Fury is one of the last Nephilim and the only female rider of the Apocalypse, which only seems to add even more badassery. Also, her mother is apparently Lilith (but not the one from Borderlands) and her brother is Death (which surely makes Sleep her cousin). But don't let the nomenclature fool you – the heroine of Darksiders III is not just the enemy of humanity: she's also the savior. Okay, maybe for most of the game she looks down on mankind and questions the legitimacy of its survival, but in the end, she swears protection. Considering how adept she is in magic and wielding the whip, also making much greater use of anger than her brothers, we can feel quite secure.
Game: Street Fighter 2
First appearance: 1991
Main weapon: speed
Chun-Li is the first female protagonist in the iconic Street Fighter series, and she represents a very realistic martial art that's no less spectacular than those used by other fighters. What she lacks in strength she makes up for in speed.

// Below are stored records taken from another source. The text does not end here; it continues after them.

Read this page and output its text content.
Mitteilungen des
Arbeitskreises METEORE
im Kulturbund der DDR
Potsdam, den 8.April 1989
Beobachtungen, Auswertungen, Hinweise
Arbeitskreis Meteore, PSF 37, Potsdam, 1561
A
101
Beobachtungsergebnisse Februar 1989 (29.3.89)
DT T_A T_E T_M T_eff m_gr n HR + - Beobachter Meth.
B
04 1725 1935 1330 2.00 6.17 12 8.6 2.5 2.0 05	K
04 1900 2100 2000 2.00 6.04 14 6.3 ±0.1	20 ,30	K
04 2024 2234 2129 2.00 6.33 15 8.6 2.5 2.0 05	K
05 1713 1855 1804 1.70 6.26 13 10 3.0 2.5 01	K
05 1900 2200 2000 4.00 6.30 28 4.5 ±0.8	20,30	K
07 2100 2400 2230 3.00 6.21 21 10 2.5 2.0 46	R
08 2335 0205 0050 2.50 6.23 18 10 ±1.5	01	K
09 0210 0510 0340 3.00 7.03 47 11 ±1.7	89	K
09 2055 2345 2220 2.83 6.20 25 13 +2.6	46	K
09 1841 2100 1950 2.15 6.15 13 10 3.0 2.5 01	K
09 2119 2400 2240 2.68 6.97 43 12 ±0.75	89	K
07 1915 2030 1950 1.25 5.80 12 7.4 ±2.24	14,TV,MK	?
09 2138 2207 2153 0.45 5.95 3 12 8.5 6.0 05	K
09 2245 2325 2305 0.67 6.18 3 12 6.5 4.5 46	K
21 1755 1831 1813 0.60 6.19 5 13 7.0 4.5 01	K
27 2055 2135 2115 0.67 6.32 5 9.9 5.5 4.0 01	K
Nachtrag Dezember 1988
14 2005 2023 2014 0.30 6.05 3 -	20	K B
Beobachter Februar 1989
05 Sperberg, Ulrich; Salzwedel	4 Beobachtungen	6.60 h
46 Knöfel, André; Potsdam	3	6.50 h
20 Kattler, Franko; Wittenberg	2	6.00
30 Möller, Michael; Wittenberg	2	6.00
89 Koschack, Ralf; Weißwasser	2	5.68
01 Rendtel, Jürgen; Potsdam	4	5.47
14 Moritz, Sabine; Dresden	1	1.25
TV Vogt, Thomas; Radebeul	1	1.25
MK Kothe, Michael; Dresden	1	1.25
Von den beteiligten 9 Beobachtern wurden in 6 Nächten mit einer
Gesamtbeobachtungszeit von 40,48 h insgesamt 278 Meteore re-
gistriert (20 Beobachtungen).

Curiously, she once was portrayed in the movie adaptation by Ming-Na Wen, aka Mulan, Melinda May from Agents of S.H.I.E.L.D., or Fennec Shand from Mandalorian. The very fact that a Hollywood star was cast in the role is a testament to the respect the creators had for their character, inspired by the somewhat forgotten, but once electrifying Katsuhiro Otomo from the animé Harmagedon: Genma Wars.
The character represents China in the game. Which is pretty apparent once you take a look at her – she wears mostly red, blue, and white. The latter, a color of mourning in China, is for her deceased father. Her story seems typical of a brawler character, albeit a pretty unusual one – as a child, she saw a movie with Bruce Lee, and it inspired her to learn martial arts. She put those skills to work for Interpol, ruthlessly cracking down on drug dealers while hoping to learn the truth about her father's disappearance. When M. Bison (i.e. one of the best fighters in the universe) easily defeated her, Chun-Li swore to take revenge on him. Okay, it may not be Shakespeare, but it's still better than just fighting for the hell of it, no?